Nos últimos dias, em especial depois do pronunciamento feito pelo Presidente Jair Bolsonaro, aumentaram as especulações sobre uma possível demissão do ministro da Saúde, Luiz Henrique Mandetta. Na visão de Clóvis Cunha, porém, o médico e político tem feito um trabalho “muito bom” na gestão da crise do coronavírus.

“Fomos convidados para participar dos debates, todas essas medias que o ministério está tomando agora, incluindo fechar as escolas, comércio não essencial, indústria, foi muito discutido. O ministro Mandetta foi muito feliz, está mantendo toda a sociedade médica envolvida. Várias reuniões por teleconferência, principalmente para tratar dos EPIs, como usar, quando usar. E também discutimos sobre os testes diagnósticos. O Ministério da Saúde está tomando medidas muito adequadas”, diz o especialista.

Curitiba e o Paraná podem surpreender positivamente

A estimativa da Secretaria Estadual de Saúde (Sesa) é de que o Paraná registre cerca de 30 mil casos no pico da doença. As medidas que estão sendo tomadas no âmbito estadual e municipal, contudo, dão esperança de que o número de casos seja menor.

“A preocupação maior, hoje, é São Paulo e o Rio de Janeiro. Por outro lado, em Curitiba e no Paraná vamos ter uma chance única, em termos de ser confiante nessa medida, por ter feito o lockdown, fechado tudo que não é essencial, de evitar que essas cidades tenha a mesma situação que São Paulo está vivendo hoje. Talvez a gente possa se surpreender, positivamente, graças a essas medidas que foram tomadas. Estou otimista que talvez a gente não chegue ao pico de 30 mil casos em poucas semanas.”

Ainda segundo ele, o grande problema para a saúde pública é justamente ter um número de casos muito grande em pouco tempo. “Vivemos nisso na H1N1, foi quase um caos na saúde pública. Você não tem médico para atender pronto socorro, não tem UTI, leito hospitalar para internar. Se nada fosse feito, o pico no Brasil aconteceria entre duas e quatro semanas. Com todas essas medidas, em uma semana teremos a ideia se as medidas foram eficazes, porque o período de incubação do vírus é curto. Ao longo dessa semana, começo da próxima, os números já vão dizer por si se conseguimos controlar essa curva, ou se mesmo tomando todas as medidas drásticas, e a Itália, a Espanha, estão passando por isso, a curva não reduziu.”

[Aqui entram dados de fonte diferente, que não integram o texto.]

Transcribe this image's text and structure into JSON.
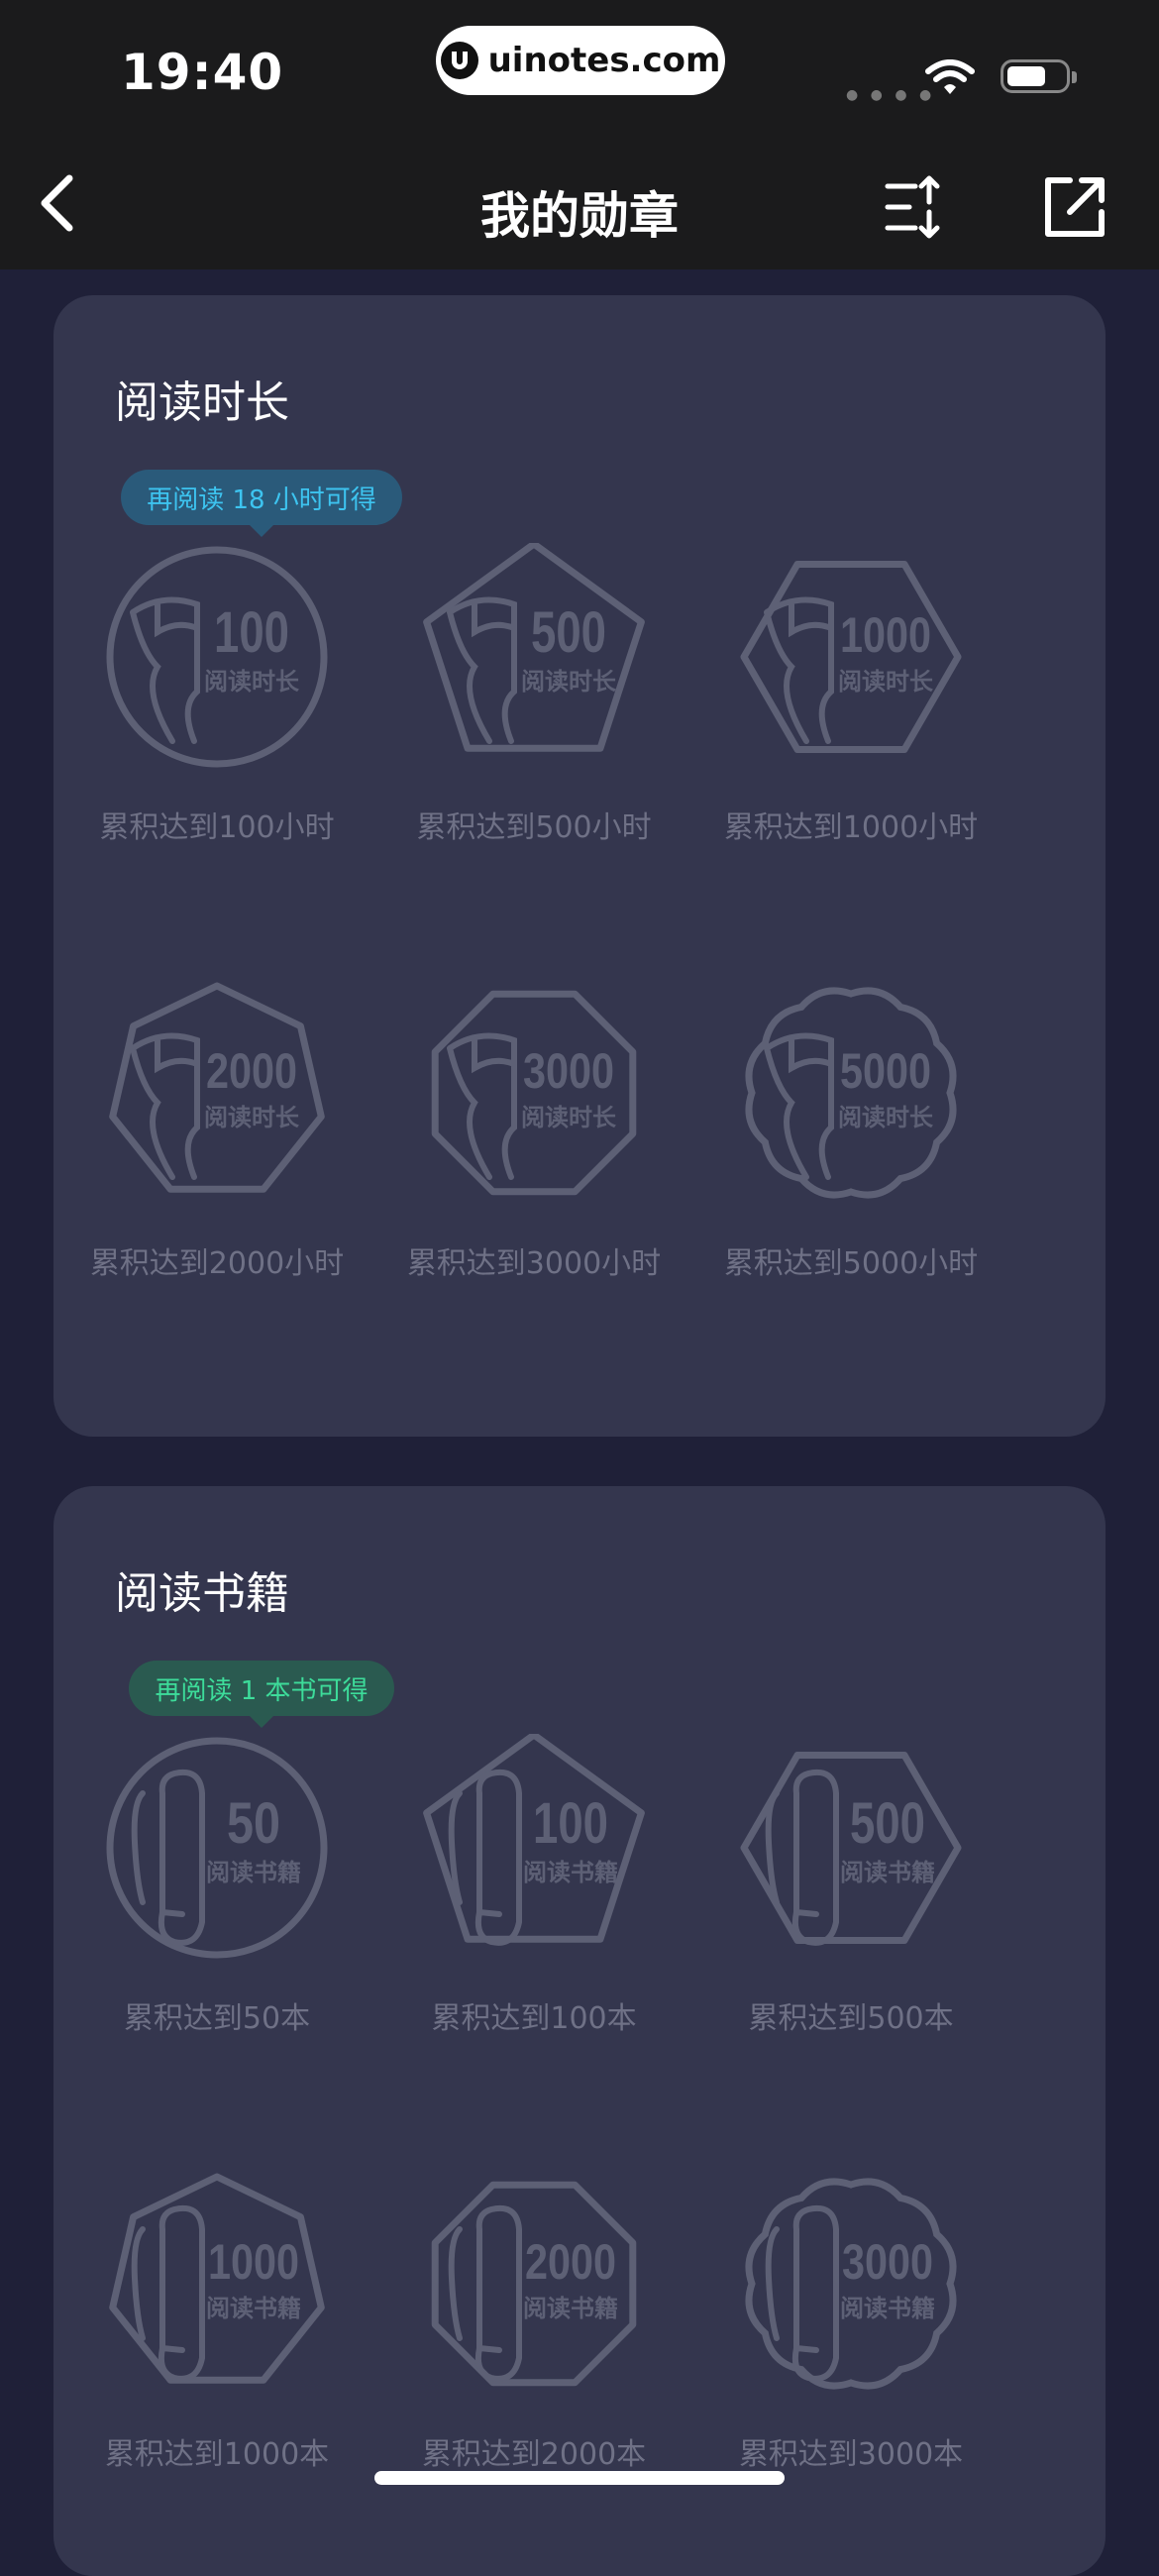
{
  "status_bar": {
    "time": "19:40",
    "watermark": "uinotes.com"
  },
  "nav": {
    "title": "我的勋章"
  },
  "sections": [
    {
      "title": "阅读时长",
      "tip": "再阅读 18 小时可得",
      "icon": "scroll-icon",
      "badges": [
        {
          "number": "100",
          "caption": "阅读时长",
          "label": "累积达到100小时",
          "shape": "circle"
        },
        {
          "number": "500",
          "caption": "阅读时长",
          "label": "累积达到500小时",
          "shape": "pentagon"
        },
        {
          "number": "1000",
          "caption": "阅读时长",
          "label": "累积达到1000小时",
          "shape": "hexagon"
        },
        {
          "number": "2000",
          "caption": "阅读时长",
          "label": "累积达到2000小时",
          "shape": "heptagon"
        },
        {
          "number": "3000",
          "caption": "阅读时长",
          "label": "累积达到3000小时",
          "shape": "octagon"
        },
        {
          "number": "5000",
          "caption": "阅读时长",
          "label": "累积达到5000小时",
          "shape": "scallop"
        }
      ]
    },
    {
      "title": "阅读书籍",
      "tip": "再阅读 1 本书可得",
      "icon": "book-scroll-icon",
      "badges": [
        {
          "number": "50",
          "caption": "阅读书籍",
          "label": "累积达到50本",
          "shape": "circle"
        },
        {
          "number": "100",
          "caption": "阅读书籍",
          "label": "累积达到100本",
          "shape": "pentagon"
        },
        {
          "number": "500",
          "caption": "阅读书籍",
          "label": "累积达到500本",
          "shape": "hexagon"
        },
        {
          "number": "1000",
          "caption": "阅读书籍",
          "label": "累积达到1000本",
          "shape": "heptagon"
        },
        {
          "number": "2000",
          "caption": "阅读书籍",
          "label": "累积达到2000本",
          "shape": "octagon"
        },
        {
          "number": "3000",
          "caption": "阅读书籍",
          "label": "累积达到3000本",
          "shape": "scallop"
        }
      ]
    }
  ],
  "colors": {
    "background": "#1f2038",
    "card": "#34364e",
    "badge_stroke": "#5d6075",
    "tip_blue": "#3dc4f0",
    "tip_green": "#3ddc9a"
  }
}
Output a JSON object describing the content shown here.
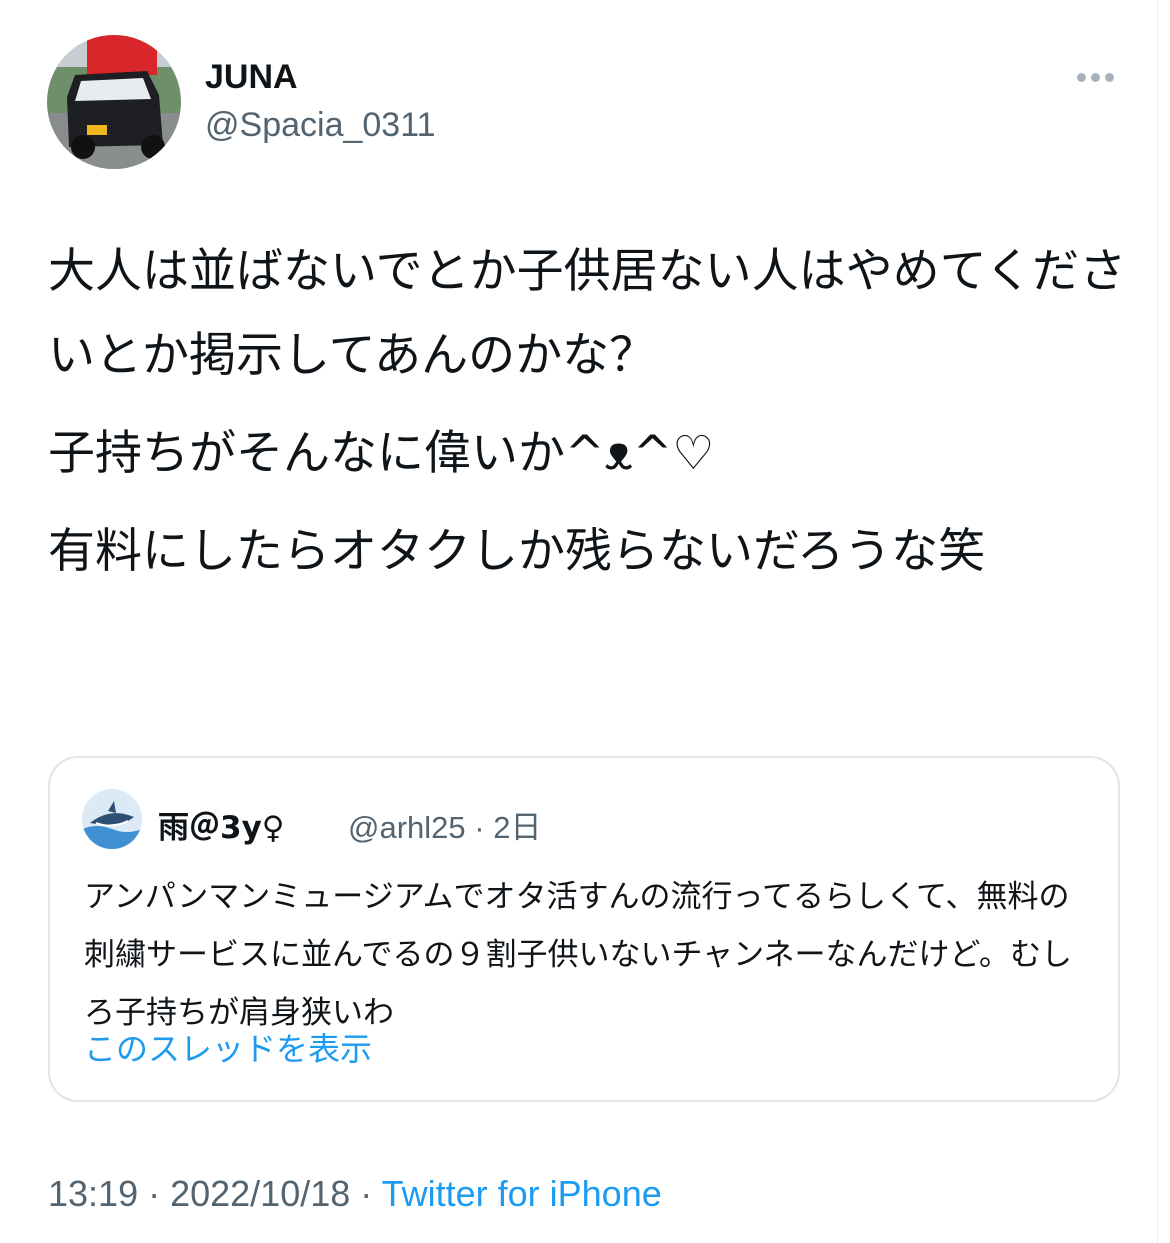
{
  "author": {
    "display_name": "JUNA",
    "handle": "@Spacia_0311",
    "avatar_icon": "car-photo-avatar"
  },
  "tweet": {
    "paragraphs": [
      "大人は並ばないでとか子供居ない人はやめてくださいとか掲示してあんのかな？",
      "子持ちがそんなに偉いか^ᴥ^♡",
      "有料にしたらオタクしか残らないだろうな笑"
    ]
  },
  "quoted_tweet": {
    "display_name": "雨＠3y♀",
    "handle": "@arhl25",
    "separator": " · ",
    "time": "2日",
    "text": "アンパンマンミュージアムでオタ活すんの流行ってるらしくて、無料の刺繍サービスに並んでるの９割子供いないチャンネーなんだけど。むしろ子持ちが肩身狭いわ",
    "thread_link": "このスレッドを表示",
    "avatar_icon": "shark-avatar"
  },
  "meta": {
    "time": "13:19",
    "date": "2022/10/18",
    "separator": " · ",
    "source": "Twitter for iPhone"
  },
  "colors": {
    "accent": "#1d9bf0",
    "text": "#0f1419",
    "muted": "#536471",
    "border": "#dfe5ea"
  }
}
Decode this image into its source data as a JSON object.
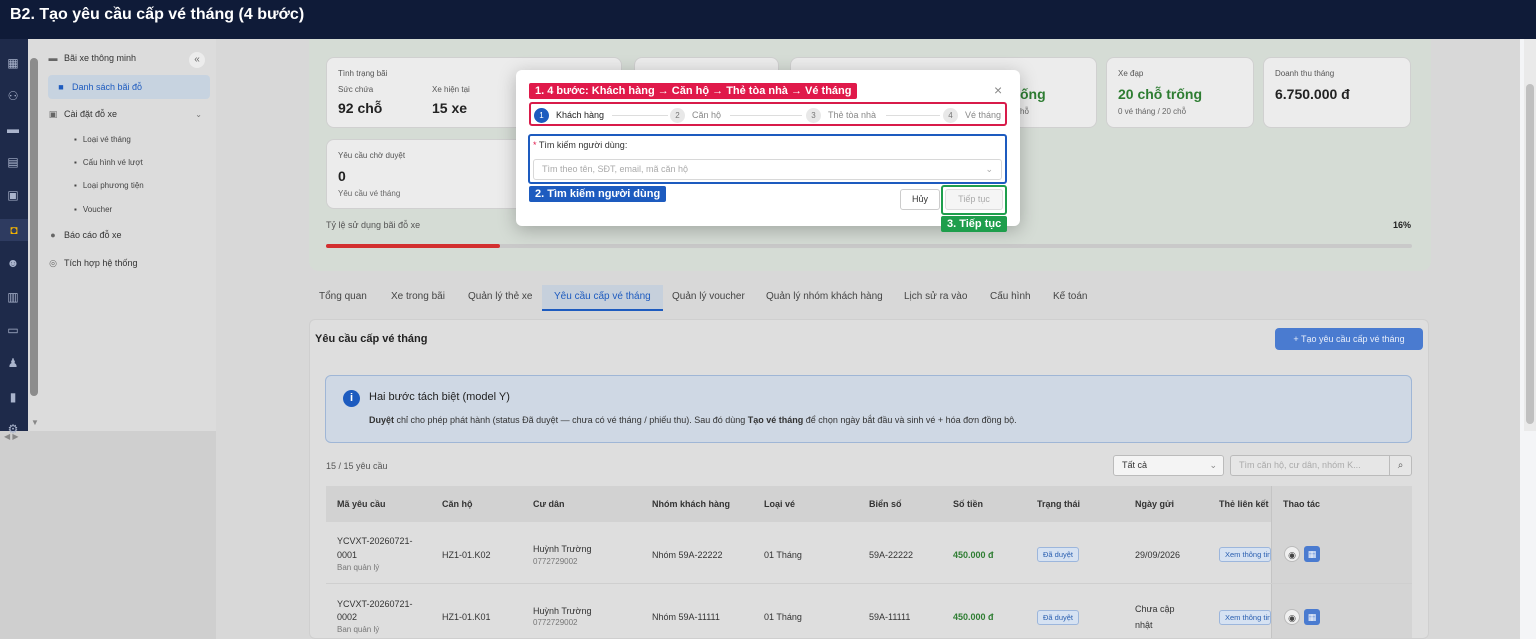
{
  "title": "B2. Tạo yêu cầu cấp vé tháng (4 bước)",
  "sidebar": {
    "brand": "Bãi xe thông minh",
    "items": [
      {
        "label": "Danh sách bãi đỗ"
      },
      {
        "label": "Cài đặt đỗ xe"
      },
      {
        "label": "Báo cáo đỗ xe"
      },
      {
        "label": "Tích hợp hệ thống"
      }
    ],
    "subitems": [
      {
        "label": "Loại vé tháng"
      },
      {
        "label": "Cấu hình vé lượt"
      },
      {
        "label": "Loại phương tiện"
      },
      {
        "label": "Voucher"
      }
    ]
  },
  "stats": {
    "status": {
      "label": "Tình trạng bãi",
      "capacity_label": "Sức chứa",
      "capacity_value": "92 chỗ",
      "current_label": "Xe hiện tại",
      "current_value": "15 xe"
    },
    "partial": {
      "value": "ống",
      "sub": "hỗ"
    },
    "bicycle": {
      "label": "Xe đạp",
      "value": "20 chỗ trống",
      "sub": "0 vé tháng / 20 chỗ"
    },
    "revenue": {
      "label": "Doanh thu tháng",
      "value": "6.750.000 đ"
    },
    "pending": {
      "label": "Yêu cầu chờ duyệt",
      "value": "0",
      "sub": "Yêu cầu vé tháng"
    },
    "usage_label": "Tỷ lệ sử dụng bãi đỗ xe",
    "usage_value": "16%",
    "usage_fraction": 0.16
  },
  "tabs": [
    "Tổng quan",
    "Xe trong bãi",
    "Quản lý thẻ xe",
    "Yêu cầu cấp vé tháng",
    "Quản lý voucher",
    "Quản lý nhóm khách hàng",
    "Lịch sử ra vào",
    "Cấu hình",
    "Kế toán"
  ],
  "panel": {
    "title": "Yêu cầu cấp vé tháng",
    "create_label": "Tạo yêu cầu cấp vé tháng",
    "info_title": "Hai bước tách biệt (model Y)",
    "info_b1": "Duyệt",
    "info_t1": " chỉ cho phép phát hành (status Đã duyệt — chưa có vé tháng / phiếu thu). Sau đó dùng ",
    "info_b2": "Tạo vé tháng",
    "info_t2": " để chọn ngày bắt đầu và sinh vé + hóa đơn đồng bộ.",
    "count": "15 / 15 yêu cầu",
    "filter_value": "Tất cả",
    "search_placeholder": "Tìm căn hộ, cư dân, nhóm K..."
  },
  "table": {
    "headers": [
      "Mã yêu cầu",
      "Căn hộ",
      "Cư dân",
      "Nhóm khách hàng",
      "Loại vé",
      "Biển số",
      "Số tiền",
      "Trạng thái",
      "Ngày gửi",
      "Thẻ liên kết",
      "Thao tác"
    ],
    "rows": [
      {
        "code1": "YCVXT-20260721-",
        "code2": "0001",
        "by": "Ban quản lý",
        "apt": "HZ1-01.K02",
        "name": "Huỳnh Trường",
        "phone": "0772729002",
        "group": "Nhóm 59A-22222",
        "ticket": "01 Tháng",
        "plate": "59A-22222",
        "amount": "450.000 đ",
        "status": "Đã duyệt",
        "date1": "29/09/2026",
        "date2": "",
        "card": "Xem thông tin"
      },
      {
        "code1": "YCVXT-20260721-",
        "code2": "0002",
        "by": "Ban quản lý",
        "apt": "HZ1-01.K01",
        "name": "Huỳnh Trường",
        "phone": "0772729002",
        "group": "Nhóm 59A-11111",
        "ticket": "01 Tháng",
        "plate": "59A-11111",
        "amount": "450.000 đ",
        "status": "Đã duyệt",
        "date1": "Chưa cập",
        "date2": "nhật",
        "card": "Xem thông tin"
      }
    ]
  },
  "modal": {
    "steps": [
      {
        "num": "1",
        "label": "Khách hàng"
      },
      {
        "num": "2",
        "label": "Căn hộ"
      },
      {
        "num": "3",
        "label": "Thẻ tòa nhà"
      },
      {
        "num": "4",
        "label": "Vé tháng"
      }
    ],
    "field_label": "Tìm kiếm người dùng:",
    "field_required": "*",
    "field_placeholder": "Tìm theo tên, SĐT, email, mã căn hộ",
    "cancel_label": "Hủy",
    "next_label": "Tiếp tục",
    "close": "×"
  },
  "annotations": {
    "a1": "1. 4 bước: Khách hàng → Căn hộ → Thẻ tòa nhà → Vé tháng",
    "a2": "2. Tìm kiếm người dùng",
    "a3": "3. Tiếp tục"
  },
  "colors": {
    "accent": "#1d5bbf",
    "annotation_red": "#e0194a",
    "annotation_green": "#1e9e4c",
    "titlebar": "#0f1b38"
  }
}
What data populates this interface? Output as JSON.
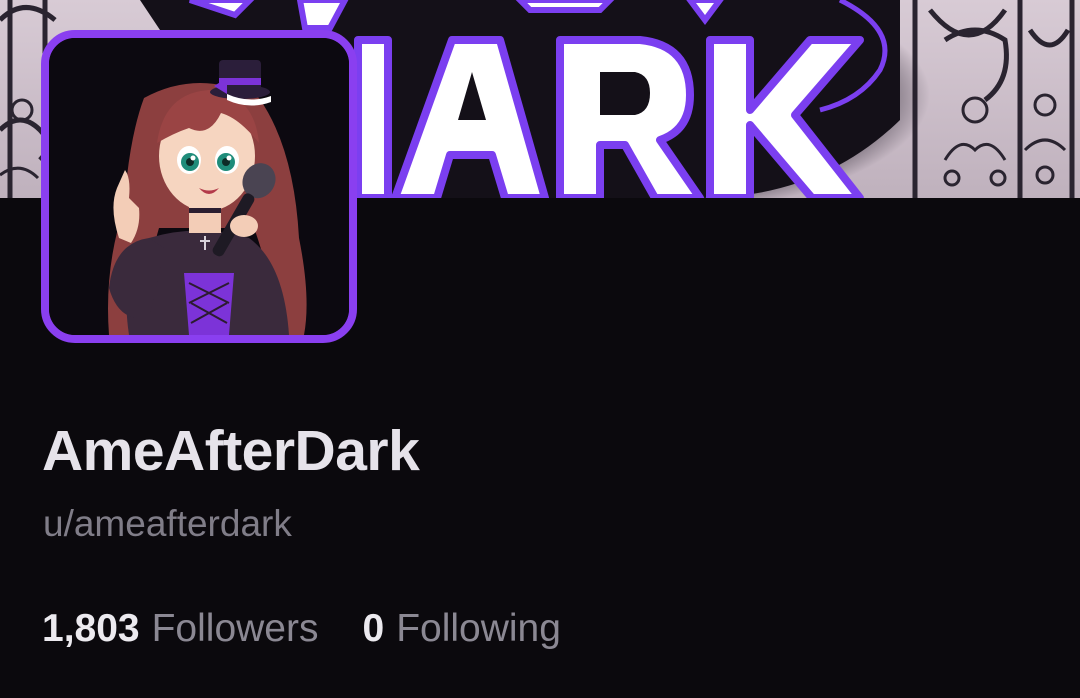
{
  "profile": {
    "display_name": "AmeAfterDark",
    "username": "u/ameafterdark"
  },
  "stats": {
    "followers": {
      "count": "1,803",
      "label": "Followers"
    },
    "following": {
      "count": "0",
      "label": "Following"
    }
  },
  "theme": {
    "background": "#0b090d",
    "accent": "#8a3ff0",
    "primary_text": "#e6e3ea",
    "secondary_text": "#807d88"
  },
  "images": {
    "banner": "gothic-gate-logo-banner",
    "avatar": "anime-singer-avatar"
  }
}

Isolamento social deve durar de quatro a quatro semanas, mostra experiência de outros países

Baseando-se principalmente na experiência chinesa, o presidente da SBI estima que o período de isolamento social no Brasil deva durar entre quatro e seis semanas, podendo chegar a até dois meses.

“Hoje a China não tem mais casos novos de Covid, ou os que têm são pacientes que vieram de fora da China, casos importados. Na China, todo esse processo, principalmente na região de Wuhan, levou em torno de oito semanas. No Brasil, acredito que serão de quatro a seis semanas isolamento social. Mas o Brasil é país continental, tem vários outros pontos que podem interferir. Podemos ter medidas distintas para diferentes regiões do país. As medidas não precisam ser uniformes, desde que cada secretaria de saúde municipal e estadual possa conhecer sua epidemiologia, possa fazer testes. Se não tivermos testes diagnósticos, não tem como fazer uma previsão epidemiológica correta.”

Ainda de acordo com ele, na medida em que a curva de contágio for achatando, a normalidade será retomada gradativamente. “Nesse momento de ascensão da transmissão comunitária, fica em casa. A curva achatou, começa a liberar gradativamente. Vamos fazer um lockdown progressivo para que as pessoas possam voltar. Quem é mais velho, tem, comorbidade, deve ficar mais tempo (em isolamento)”.

Quem deve usar máscara cirúrgica?

Por fim, o uso das máscaras cirúrgicas são recomendadas para pacientes com sintomas respiratórios. “Quem está tossindo, com dor de garganta, quem está espirrando. Claro, tem aquelas pessoas que sempre espirraram, tem rinite alérgica. Mas se começou com dor de gargante, febre, síntomas de uma síndrome gripal, pode transmitir e aí tem de usar a máscara.”